Tuesday 25 October 2022

Scrolling, scrolling, scrolling... (I think I've used this one before)

Good progress over the last few days and the first real milestone achieved. The first half of the video doesn't show anything of interest, and I don't have the tools or the time to crop it, so I'd suggest you skip the playback to half way.


On arcade hardware, this is trivial, but the Neo Geo doesn't have tilemaps, let alone scrolling tilemaps, so it was necessary to emulate a scrolling tilemap using the sprites. Fortunately the Neo Geo has bucketloads of sprites (448 in fact) and they're pretty powerful; each one up to 32 tiles high and can be chained together to produce sprites as large as the screen.

Difficult to explain in a quick blog post, but each row of tiles is a Neo Geo sprite and every 8 pixels of scrolling the sprite at the bottom of the screen is re-positioned at the top with the tile data from the row about to scroll onto the screen. The sprite chaining needs to be updated during the process, so that there are essentially two (compound) sprites covering the screen. In between generating the new rows, the sprites are moved down a single pixel.

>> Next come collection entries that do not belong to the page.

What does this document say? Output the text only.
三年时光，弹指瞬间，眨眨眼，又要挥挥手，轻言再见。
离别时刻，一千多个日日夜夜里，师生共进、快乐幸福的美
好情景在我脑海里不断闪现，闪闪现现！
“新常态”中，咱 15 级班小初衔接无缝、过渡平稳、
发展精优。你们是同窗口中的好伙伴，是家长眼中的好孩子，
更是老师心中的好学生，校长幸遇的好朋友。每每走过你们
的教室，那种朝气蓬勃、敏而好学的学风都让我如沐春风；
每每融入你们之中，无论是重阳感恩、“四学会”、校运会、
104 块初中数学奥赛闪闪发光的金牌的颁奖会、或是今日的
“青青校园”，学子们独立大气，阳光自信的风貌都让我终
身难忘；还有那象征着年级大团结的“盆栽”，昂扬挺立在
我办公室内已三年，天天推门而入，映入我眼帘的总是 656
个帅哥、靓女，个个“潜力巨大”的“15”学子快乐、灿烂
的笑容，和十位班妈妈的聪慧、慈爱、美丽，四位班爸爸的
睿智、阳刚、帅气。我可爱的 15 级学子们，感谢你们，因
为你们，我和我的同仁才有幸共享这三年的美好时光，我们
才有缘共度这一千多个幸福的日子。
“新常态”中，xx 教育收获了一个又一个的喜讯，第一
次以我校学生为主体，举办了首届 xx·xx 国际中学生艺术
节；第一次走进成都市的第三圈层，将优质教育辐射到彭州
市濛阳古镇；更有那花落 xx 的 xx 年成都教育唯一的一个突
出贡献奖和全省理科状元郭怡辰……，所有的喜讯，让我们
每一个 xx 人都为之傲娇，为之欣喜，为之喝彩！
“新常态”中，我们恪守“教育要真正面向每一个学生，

It's all running in the VBLANK interrupt, and as per the arcade, scrolled every 2nd interrupt.

Note that the distracting bouncing of the top and bottom rows are actually outside the visible area of the arcade screen and will ultimately be masked by opaque black sprites. The screen will also be narrowed from 32 tiles to match the arcade visible area of 28 tiles.

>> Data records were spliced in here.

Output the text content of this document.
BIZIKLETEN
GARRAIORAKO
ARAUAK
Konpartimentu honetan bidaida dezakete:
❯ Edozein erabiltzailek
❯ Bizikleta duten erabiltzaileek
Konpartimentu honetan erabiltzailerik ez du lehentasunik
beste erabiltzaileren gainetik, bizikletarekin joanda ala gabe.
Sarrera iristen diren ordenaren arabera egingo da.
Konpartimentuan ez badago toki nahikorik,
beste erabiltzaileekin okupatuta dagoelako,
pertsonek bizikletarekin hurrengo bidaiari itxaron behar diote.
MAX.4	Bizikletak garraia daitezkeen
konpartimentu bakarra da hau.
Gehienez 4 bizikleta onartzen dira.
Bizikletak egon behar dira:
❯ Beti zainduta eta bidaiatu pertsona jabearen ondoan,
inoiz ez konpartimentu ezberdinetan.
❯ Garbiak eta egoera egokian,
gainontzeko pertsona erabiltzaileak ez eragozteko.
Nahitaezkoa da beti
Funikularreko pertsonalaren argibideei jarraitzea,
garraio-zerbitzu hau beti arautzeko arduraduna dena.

Part of the exercise here was to delineate the boundary between the Xevious core and the host (Neo Geo) layer, as I intend to use the same core on other target platforms. The trick is to have an interface that doesn't affect the (transcoded) core code, but is efficient to implement on the host.

I had started with the idea of the interface simply being the (background) tilemap video RAM, and had actually coded the prototype rendering routine with that in mind. But I found I was jumping through too many algorithmic hoops to produce what was simply a single row of tiles every 16th VBLANK interrupt, and for no good reason, as the access to the video RAM was confined to s single routine in the SUB CPU.

Instead, the video RAM is now essentially a linear row buffer, and where the arcade core calculated and updated a hardware scroll register, the 68K core calls out to the osd_update_scroll_hw() function with just the value of the core's software scroll_cntr variable. The OSD function uses the variable to find the new row in the video RAM and scroll the screen. Clean and as minimal and as optimal as I can make it.

Next I'll tidy up and re-size the screen as detailed above, and re-visit my allocation of Neo Geo sprite resources to fix the Neo Geo Eye Catcher screen and cater for the foreground tiles and sprites.

I should probably also try running this code on real hardware using my NeoSD cartridge, just to make sure I'm not doing anything that upsets real hardware (like I was initially on Donkey Kong).